The drive along the river is a bit disappointing from the PoV that access to river views are few, especially the close-up kind where one would be able to see a Cape wagtail (a bird that still remains unseen by me in KNP).
At one of the low-water crossings, I found the water monitor.
…and in a nearby culvert (their favourite nesting sites) this red-breasted swallow waited for me to move on so that he could continue with nest construction.
Raptors were again plentiful and I managed shots of a martial eagle…
… and a Tawny, both within a hop-skip and a jump of each other.
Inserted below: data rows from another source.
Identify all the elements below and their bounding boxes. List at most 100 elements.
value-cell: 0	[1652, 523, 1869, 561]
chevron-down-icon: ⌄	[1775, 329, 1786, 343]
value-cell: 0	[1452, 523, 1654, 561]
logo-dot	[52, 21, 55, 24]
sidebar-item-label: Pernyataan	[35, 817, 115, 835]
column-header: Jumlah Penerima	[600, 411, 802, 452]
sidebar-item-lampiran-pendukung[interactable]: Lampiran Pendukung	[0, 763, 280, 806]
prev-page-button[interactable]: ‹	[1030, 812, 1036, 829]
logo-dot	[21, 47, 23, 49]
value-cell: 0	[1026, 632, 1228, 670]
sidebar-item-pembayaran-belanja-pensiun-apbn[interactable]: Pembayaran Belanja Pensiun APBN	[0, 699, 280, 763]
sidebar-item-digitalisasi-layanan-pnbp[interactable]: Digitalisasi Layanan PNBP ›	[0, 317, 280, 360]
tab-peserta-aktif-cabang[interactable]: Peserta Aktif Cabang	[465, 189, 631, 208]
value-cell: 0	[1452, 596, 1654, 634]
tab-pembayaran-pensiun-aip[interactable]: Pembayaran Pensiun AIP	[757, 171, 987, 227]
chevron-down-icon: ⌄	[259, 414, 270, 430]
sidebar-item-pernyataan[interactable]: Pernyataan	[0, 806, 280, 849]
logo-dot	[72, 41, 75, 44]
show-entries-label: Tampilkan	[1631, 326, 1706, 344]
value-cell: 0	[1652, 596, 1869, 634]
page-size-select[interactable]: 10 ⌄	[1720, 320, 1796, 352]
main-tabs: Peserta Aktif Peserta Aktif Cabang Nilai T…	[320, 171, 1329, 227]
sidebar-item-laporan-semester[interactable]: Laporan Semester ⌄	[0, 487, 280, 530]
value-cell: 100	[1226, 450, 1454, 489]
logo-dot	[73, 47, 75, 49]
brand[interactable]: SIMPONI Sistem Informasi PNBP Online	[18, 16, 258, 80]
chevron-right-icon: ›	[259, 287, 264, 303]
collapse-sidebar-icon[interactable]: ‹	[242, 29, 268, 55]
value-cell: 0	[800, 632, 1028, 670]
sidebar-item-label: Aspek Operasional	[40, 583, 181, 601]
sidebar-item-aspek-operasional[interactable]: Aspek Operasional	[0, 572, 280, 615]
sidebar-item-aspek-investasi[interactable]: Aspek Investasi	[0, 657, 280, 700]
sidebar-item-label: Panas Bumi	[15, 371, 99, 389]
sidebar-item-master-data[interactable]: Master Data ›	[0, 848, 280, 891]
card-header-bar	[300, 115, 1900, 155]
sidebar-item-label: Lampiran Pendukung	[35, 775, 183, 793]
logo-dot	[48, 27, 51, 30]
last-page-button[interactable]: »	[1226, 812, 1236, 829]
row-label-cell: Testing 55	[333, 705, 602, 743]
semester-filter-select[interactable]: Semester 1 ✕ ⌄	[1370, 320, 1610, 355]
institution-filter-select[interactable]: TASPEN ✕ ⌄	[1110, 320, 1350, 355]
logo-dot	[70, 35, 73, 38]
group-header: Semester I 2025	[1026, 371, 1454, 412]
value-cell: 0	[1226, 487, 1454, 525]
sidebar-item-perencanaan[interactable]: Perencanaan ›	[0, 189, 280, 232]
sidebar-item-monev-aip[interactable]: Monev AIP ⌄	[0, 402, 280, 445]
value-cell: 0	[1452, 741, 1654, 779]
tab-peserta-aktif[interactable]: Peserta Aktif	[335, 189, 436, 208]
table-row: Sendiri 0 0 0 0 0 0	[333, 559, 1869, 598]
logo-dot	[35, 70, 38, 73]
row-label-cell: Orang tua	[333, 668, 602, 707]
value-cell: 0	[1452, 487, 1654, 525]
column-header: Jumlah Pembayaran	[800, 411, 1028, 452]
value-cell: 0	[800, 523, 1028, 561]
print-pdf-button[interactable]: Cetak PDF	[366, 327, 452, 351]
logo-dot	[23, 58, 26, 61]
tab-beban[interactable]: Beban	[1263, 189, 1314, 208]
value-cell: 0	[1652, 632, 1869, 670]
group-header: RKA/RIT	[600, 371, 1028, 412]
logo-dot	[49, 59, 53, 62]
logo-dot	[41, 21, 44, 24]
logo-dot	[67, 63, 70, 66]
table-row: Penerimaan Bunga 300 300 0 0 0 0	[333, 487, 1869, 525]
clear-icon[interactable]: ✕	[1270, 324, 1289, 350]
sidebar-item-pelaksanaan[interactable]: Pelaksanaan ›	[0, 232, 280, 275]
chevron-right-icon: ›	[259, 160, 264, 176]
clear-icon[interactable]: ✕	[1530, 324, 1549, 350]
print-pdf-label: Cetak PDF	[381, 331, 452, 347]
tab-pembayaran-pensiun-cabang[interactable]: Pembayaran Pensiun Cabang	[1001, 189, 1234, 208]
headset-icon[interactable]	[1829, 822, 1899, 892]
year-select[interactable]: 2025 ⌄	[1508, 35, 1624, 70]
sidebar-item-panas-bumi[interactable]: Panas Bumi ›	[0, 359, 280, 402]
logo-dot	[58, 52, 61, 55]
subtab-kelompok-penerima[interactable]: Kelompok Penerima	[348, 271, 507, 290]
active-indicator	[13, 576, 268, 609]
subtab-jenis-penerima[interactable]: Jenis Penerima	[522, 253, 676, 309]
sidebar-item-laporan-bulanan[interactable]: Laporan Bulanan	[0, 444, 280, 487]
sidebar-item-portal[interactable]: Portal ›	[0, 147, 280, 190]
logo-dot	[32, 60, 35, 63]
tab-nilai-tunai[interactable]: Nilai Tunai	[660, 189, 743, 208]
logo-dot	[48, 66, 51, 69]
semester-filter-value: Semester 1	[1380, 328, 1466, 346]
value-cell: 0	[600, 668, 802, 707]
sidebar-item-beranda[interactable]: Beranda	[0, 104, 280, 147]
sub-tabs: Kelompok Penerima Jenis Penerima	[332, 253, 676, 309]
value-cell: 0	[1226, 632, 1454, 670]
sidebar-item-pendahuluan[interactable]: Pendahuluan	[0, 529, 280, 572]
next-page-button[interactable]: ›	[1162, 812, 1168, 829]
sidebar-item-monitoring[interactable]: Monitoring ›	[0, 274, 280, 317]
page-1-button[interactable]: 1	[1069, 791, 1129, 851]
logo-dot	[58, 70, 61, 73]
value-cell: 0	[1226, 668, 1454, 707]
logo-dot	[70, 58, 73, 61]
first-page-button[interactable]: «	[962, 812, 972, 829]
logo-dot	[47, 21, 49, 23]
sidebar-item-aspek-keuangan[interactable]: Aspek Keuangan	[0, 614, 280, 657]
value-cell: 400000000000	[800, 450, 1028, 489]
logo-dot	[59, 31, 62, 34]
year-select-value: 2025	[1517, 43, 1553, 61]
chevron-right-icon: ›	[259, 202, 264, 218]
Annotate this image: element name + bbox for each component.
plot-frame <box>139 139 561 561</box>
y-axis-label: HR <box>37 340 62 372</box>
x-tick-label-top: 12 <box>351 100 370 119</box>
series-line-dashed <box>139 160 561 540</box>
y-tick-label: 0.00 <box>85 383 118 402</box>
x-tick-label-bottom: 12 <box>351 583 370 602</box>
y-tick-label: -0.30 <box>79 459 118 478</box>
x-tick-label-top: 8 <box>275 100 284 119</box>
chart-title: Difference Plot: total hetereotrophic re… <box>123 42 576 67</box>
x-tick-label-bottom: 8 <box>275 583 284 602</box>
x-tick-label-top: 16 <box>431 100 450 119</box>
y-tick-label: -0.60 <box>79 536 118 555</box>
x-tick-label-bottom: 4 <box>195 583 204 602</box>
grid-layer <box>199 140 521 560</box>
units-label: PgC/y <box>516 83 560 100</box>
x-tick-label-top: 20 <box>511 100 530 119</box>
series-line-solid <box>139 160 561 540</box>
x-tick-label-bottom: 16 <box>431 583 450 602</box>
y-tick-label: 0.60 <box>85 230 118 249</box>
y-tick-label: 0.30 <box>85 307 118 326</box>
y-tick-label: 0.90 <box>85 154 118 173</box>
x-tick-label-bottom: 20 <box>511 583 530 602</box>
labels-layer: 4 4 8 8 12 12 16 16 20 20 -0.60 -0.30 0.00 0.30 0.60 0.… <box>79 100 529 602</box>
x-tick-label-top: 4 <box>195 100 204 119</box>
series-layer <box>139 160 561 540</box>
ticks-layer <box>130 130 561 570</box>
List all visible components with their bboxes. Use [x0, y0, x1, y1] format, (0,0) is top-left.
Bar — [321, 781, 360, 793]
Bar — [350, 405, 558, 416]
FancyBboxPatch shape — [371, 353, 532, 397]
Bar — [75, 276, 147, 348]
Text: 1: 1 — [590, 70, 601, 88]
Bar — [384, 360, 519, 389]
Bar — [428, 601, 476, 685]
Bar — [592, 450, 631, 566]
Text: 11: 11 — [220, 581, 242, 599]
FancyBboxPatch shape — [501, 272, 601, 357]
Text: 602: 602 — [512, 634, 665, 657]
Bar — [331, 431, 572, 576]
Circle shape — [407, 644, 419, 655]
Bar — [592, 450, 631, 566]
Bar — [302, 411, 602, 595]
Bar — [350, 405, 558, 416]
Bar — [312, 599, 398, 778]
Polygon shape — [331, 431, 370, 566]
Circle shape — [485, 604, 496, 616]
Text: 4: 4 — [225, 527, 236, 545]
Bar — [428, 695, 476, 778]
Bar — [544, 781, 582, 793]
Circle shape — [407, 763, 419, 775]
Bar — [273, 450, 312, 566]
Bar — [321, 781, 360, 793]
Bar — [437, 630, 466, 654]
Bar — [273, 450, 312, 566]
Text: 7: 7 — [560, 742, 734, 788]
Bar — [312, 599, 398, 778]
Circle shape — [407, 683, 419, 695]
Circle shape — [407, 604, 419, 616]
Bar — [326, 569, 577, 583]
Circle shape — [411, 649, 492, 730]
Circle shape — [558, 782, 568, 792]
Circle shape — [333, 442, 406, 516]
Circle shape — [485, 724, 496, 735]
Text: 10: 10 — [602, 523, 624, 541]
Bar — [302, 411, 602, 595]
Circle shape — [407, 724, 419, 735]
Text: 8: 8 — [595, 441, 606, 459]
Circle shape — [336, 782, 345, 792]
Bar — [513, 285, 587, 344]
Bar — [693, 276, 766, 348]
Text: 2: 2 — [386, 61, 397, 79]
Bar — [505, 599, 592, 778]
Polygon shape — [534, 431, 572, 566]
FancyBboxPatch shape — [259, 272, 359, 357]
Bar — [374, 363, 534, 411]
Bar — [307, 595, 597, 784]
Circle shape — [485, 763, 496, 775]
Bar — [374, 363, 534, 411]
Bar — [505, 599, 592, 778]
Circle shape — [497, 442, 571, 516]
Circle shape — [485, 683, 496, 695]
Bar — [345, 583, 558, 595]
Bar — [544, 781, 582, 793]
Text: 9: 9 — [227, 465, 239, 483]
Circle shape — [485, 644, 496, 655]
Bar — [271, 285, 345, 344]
At the Hippo Pools, I met up with Daniel, the field ranger that accompanies tourists onto the short walk originally designed to show the Bushman paintings at the top of the cliff. Daniel has been doing this specific job since 1990. He tells me his day starts at 06:00 when he leaves Croc Bridge on his bicycle. If he cycles the long way around (which he does in summertime because the one-hour shortcut is then too overgrown and therefore too dangerous) the trip takes two hours, if he does not get a flat tyre. Punctures occur about once every two weeks, he says. His day at the Pools ends at 14:00 when he tackles the return trip.
Daniel took me up to what remains of the Bushman paintings after the 2000-floods: the front half of an eland. We sat at the painting site and surveyed the river. I told him of my mission to find a Cape wagtail.
“Ons kry hom hier,” he assured me in Afrikaans. The two of us sat down and thoroughly scanned the river. Tawny-flanked prinia in the reeds close by, Grey and Goliath herons, Hadeda, pied kingfisher, Wood sandpiper, little and great egrets, black crake, African Jacana, water thickknee, wire-tailed swallow, reed cormorant, three African black ducks (again!), blacksmith lapwing and even a fly-over of a young fish-eagle… but no wagtail other than the pied version.
Daniel says he has seen some amazing birds at the Pools in his time, including flamingo and pelicans. We talked birds for quite a while until I cut our conversation short, realising that it could go the whole day if it depended on Daniel.